Netrebko came to St. Petersburg from her hometown of Krasnodar at the age of 16 to enter the Rimsky-Korsakov Music College, and then the Conservatory, dreaming of becoming an operetta singer. A few visits to the Mariinsky convinced her that she was moving in the wrong direction. Netrebko joined the world-famous company at the age of 22, simultaneously dropping out of the Conservatory in her fourth year there.

There was little glamour in Anna Netrebko’s first years on the banks of the Neva river. She lived in a notoriously horrible dormitory belonging to the St. Petersburg Conservatory on Ulitsa Doblesti and worked as a floor cleaner at the Mariinsky Theater where she dreamt of performing.

In 2004, Salzburg’s Festspiele placed Netrebko second in a list of divas with prima donna criteria, like charm, style, manners, social habits, appearance and dress, after Angela Georgiu. Renee Fleming, Cecilia Bartoli, Karita Mattila and Deborah Voigt were placed lower down in the ranking.
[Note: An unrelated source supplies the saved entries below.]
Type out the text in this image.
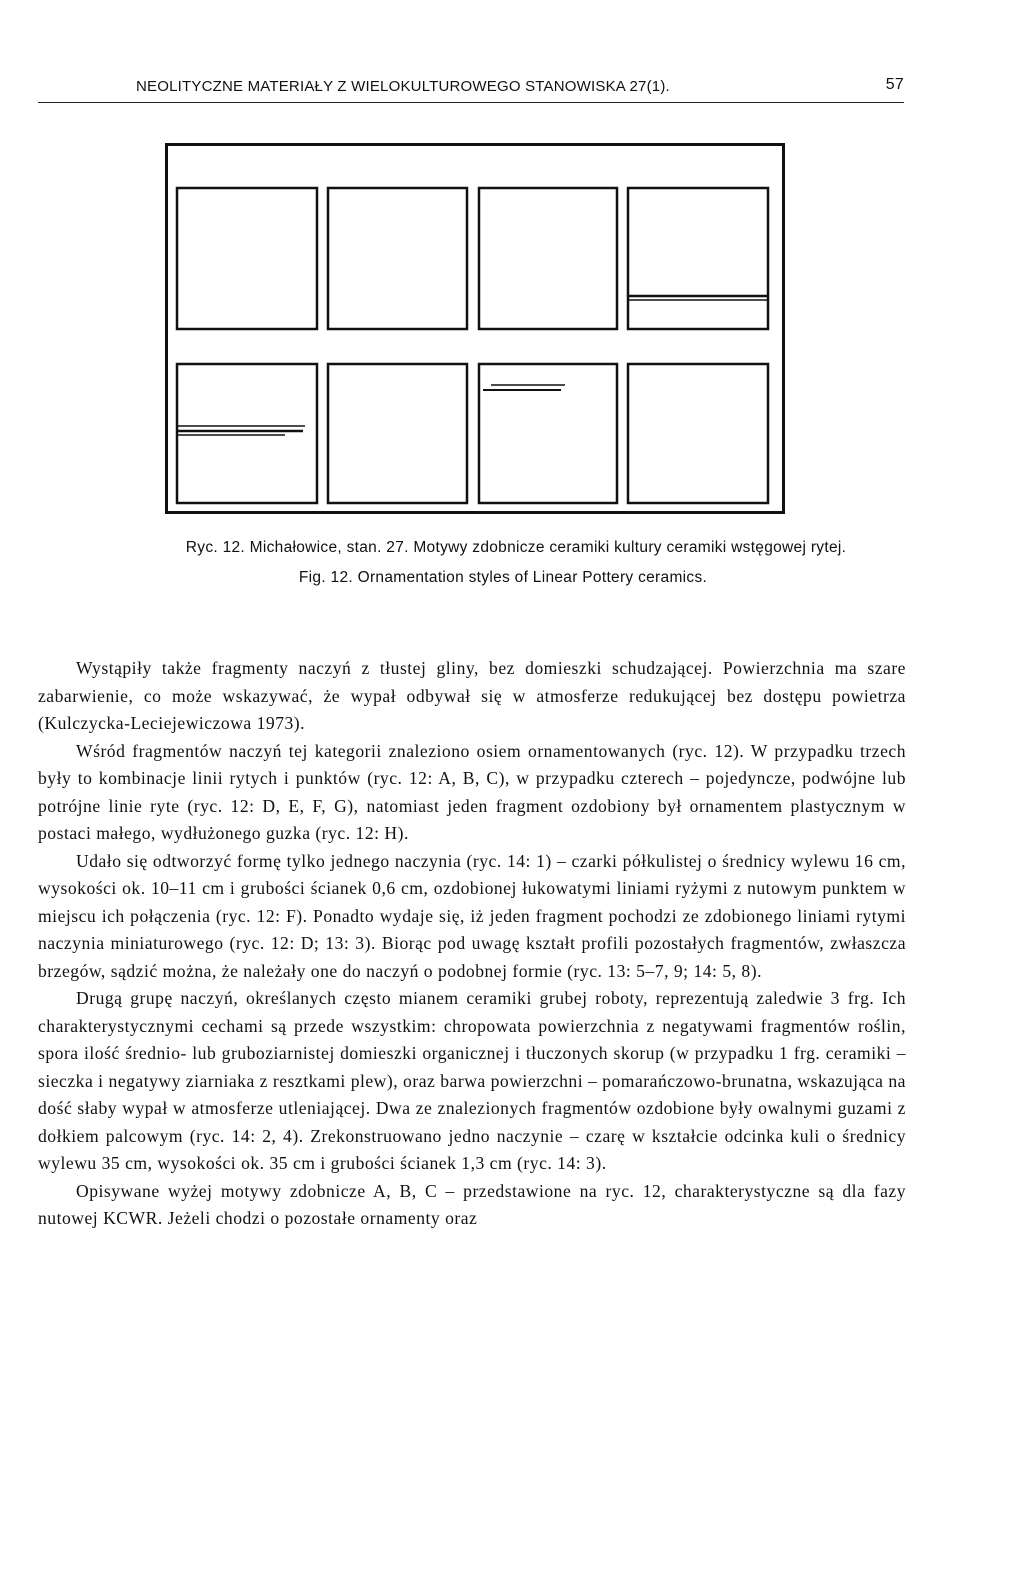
NEOLITYCZNE MATERIAŁY Z WIELOKULTUROWEGO STANOWISKA 27(1).	57
Ryc. 12. Michałowice, stan. 27. Motywy zdobnicze ceramiki kultury ceramiki wstęgowej rytej.
Fig. 12. Ornamentation styles of Linear Pottery ceramics.

Wystąpiły także fragmenty naczyń z tłustej gliny, bez domieszki schudzającej. Powierzchnia ma szare zabarwienie, co może wskazywać, że wypał odbywał się w atmosferze redukującej bez dostępu powietrza (Kulczycka-Leciejewiczowa 1973).

Wśród fragmentów naczyń tej kategorii znaleziono osiem ornamentowanych (ryc. 12). W przypadku trzech były to kombinacje linii rytych i punktów (ryc. 12: A, B, C), w przypadku czterech – pojedyncze, podwójne lub potrójne linie ryte (ryc. 12: D, E, F, G), natomiast jeden fragment ozdobiony był ornamentem plastycznym w postaci małego, wydłużonego guzka (ryc. 12: H).

Udało się odtworzyć formę tylko jednego naczynia (ryc. 14: 1) – czarki półkulistej o średnicy wylewu 16 cm, wysokości ok. 10–11 cm i grubości ścianek 0,6 cm, ozdobionej łukowatymi liniami ryżymi z nutowym punktem w miejscu ich połączenia (ryc. 12: F). Ponadto wydaje się, iż jeden fragment pochodzi ze zdobionego liniami rytymi naczynia miniaturowego (ryc. 12: D; 13: 3). Biorąc pod uwagę kształt profili pozostałych fragmentów, zwłaszcza brzegów, sądzić można, że należały one do naczyń o podobnej formie (ryc. 13: 5–7, 9; 14: 5, 8).

Drugą grupę naczyń, określanych często mianem ceramiki grubej roboty, reprezentują zaledwie 3 frg. Ich charakterystycznymi cechami są przede wszystkim: chropowata powierzchnia z negatywami fragmentów roślin, spora ilość średnio- lub gruboziarnistej domieszki organicznej i tłuczonych skorup (w przypadku 1 frg. ceramiki – sieczka i negatywy ziarniaka z resztkami plew), oraz barwa powierzchni – pomarańczowo-brunatna, wskazująca na dość słaby wypał w atmosferze utleniającej. Dwa ze znalezionych fragmentów ozdobione były owalnymi guzami z dołkiem palcowym (ryc. 14: 2, 4). Zrekonstruowano jedno naczynie – czarę w kształcie odcinka kuli o średnicy wylewu 35 cm, wysokości ok. 35 cm i grubości ścianek 1,3 cm (ryc. 14: 3).

Opisywane wyżej motywy zdobnicze A, B, C – przedstawione na ryc. 12, charakterystyczne są dla fazy nutowej KCWR. Jeżeli chodzi o pozostałe ornamenty oraz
The glamour rating may have been flattering but with public appetite for details about her life both on stage and behind the scenes becoming voracious, Netrebko feels she needs to assert her independence.

“It is not only that everyone discusses what I do, people start making their own — questionable and speculative — conclusions, and spread them around,” she said.

“So for the moment, the only option left is to freeze the citizenship application, unless I want to live with the reputation of a defector. And I don’t. So here I am, waiting to get my next Schenghen visa approved.”